Interestingly, it is impossible to construct a “ball” using an odd number of pieces of the same size and shape (unless you count the degenerate case of one piece).
Nitpick: Some of the vertices of the triangles you use to create the hexagons and/or pentagons won’t be touching the surface of the sphere, so it isn’t exactly a “ball.”
You seem to be mixing a couple of seperate statements.
A geodesic sphere isn’t made out of equilateral (or otherwise all-identical) triangles. All the triangles of a geodesic sphere touch the surface of a sphere in a consistent way, however.
Buckyballs have hexagonal and pentagonal faces, which, again, touch the surface of a sphere in a consistent way.

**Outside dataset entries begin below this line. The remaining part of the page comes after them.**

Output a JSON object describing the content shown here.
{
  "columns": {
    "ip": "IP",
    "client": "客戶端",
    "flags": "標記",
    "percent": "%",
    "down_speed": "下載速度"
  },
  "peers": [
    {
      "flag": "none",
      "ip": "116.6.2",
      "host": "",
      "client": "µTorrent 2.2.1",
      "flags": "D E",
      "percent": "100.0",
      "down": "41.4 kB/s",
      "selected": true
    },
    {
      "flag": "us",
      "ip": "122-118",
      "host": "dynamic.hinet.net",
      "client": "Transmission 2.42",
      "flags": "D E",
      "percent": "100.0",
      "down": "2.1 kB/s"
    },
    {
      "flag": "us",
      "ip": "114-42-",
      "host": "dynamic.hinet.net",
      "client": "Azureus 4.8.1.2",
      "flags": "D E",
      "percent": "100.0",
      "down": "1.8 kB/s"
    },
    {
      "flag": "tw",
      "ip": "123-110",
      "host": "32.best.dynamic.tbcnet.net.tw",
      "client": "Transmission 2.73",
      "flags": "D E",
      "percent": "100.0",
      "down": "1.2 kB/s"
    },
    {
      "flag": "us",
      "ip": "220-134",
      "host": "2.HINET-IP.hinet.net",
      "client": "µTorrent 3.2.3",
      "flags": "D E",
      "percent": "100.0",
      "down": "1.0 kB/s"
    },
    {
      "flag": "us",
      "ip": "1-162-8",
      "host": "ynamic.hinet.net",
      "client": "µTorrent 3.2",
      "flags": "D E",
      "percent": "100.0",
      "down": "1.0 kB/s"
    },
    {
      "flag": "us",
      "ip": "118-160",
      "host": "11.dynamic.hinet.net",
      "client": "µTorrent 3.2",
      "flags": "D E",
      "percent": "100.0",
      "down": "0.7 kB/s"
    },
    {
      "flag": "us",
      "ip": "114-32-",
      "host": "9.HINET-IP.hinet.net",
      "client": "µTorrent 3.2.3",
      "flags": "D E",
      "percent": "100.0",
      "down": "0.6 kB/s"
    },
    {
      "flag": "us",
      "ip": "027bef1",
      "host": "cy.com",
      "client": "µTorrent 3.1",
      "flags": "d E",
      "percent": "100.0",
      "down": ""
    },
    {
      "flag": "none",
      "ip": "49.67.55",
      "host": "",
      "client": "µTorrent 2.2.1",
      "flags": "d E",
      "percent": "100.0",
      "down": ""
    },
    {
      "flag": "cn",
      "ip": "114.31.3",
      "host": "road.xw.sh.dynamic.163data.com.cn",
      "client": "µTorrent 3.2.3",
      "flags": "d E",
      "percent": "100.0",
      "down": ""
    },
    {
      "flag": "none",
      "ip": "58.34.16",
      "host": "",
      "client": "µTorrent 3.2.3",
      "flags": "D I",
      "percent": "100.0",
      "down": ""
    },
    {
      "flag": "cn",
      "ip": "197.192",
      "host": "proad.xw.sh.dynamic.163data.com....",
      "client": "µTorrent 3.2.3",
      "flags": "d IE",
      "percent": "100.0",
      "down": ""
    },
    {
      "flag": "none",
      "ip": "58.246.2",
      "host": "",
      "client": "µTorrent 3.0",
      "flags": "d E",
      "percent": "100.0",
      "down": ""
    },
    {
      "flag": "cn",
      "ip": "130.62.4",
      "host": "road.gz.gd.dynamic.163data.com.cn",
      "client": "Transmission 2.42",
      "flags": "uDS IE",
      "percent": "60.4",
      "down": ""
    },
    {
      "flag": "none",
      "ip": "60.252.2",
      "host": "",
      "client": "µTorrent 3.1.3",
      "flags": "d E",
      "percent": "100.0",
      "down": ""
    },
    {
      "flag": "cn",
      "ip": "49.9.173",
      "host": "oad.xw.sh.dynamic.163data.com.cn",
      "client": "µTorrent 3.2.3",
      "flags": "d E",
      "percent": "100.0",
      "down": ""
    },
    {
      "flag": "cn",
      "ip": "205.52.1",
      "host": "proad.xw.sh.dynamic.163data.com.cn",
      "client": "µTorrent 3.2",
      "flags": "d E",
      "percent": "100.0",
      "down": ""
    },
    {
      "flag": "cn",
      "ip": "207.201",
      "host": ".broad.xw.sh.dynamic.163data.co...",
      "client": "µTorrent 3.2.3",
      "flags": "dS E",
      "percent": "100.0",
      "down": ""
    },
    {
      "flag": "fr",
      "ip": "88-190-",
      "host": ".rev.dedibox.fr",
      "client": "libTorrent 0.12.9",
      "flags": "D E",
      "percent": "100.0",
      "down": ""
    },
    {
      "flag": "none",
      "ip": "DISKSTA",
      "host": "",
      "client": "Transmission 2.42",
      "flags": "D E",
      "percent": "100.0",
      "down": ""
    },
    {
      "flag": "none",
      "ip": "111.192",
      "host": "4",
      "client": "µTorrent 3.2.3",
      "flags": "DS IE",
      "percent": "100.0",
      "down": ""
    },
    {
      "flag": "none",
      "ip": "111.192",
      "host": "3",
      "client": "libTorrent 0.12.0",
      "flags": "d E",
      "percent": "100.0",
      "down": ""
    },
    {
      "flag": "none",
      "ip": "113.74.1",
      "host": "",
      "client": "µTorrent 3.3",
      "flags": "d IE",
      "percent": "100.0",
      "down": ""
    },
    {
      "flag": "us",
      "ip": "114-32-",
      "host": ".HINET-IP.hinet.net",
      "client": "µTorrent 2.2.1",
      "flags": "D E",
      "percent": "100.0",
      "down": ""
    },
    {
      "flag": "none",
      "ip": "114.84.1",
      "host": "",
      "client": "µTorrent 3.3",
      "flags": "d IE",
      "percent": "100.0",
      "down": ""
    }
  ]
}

If you put together five equilateral triangles in place of a pentagon and six equilateral triangles in the place of a hexagon and assembled them like a buckyball, you’d have neither a buckyball nor a geodesic sphere, but you would have a polydehron made entirely out of a single type of regular polygon- which is what the OP asked about. And having made this shape out of paper, most people would probably describe it as a “ball”, even though it does deviate significantly from a perfect sphere.
Random: If someone types “surphase”… is that a typo… or… what is that exactly?
No polyhedra with an odd number of congruent faces, eh? Do you have a reference? I’m not (quite) calling your bluff or anything, but it doesn’t seem that obvious to me at first.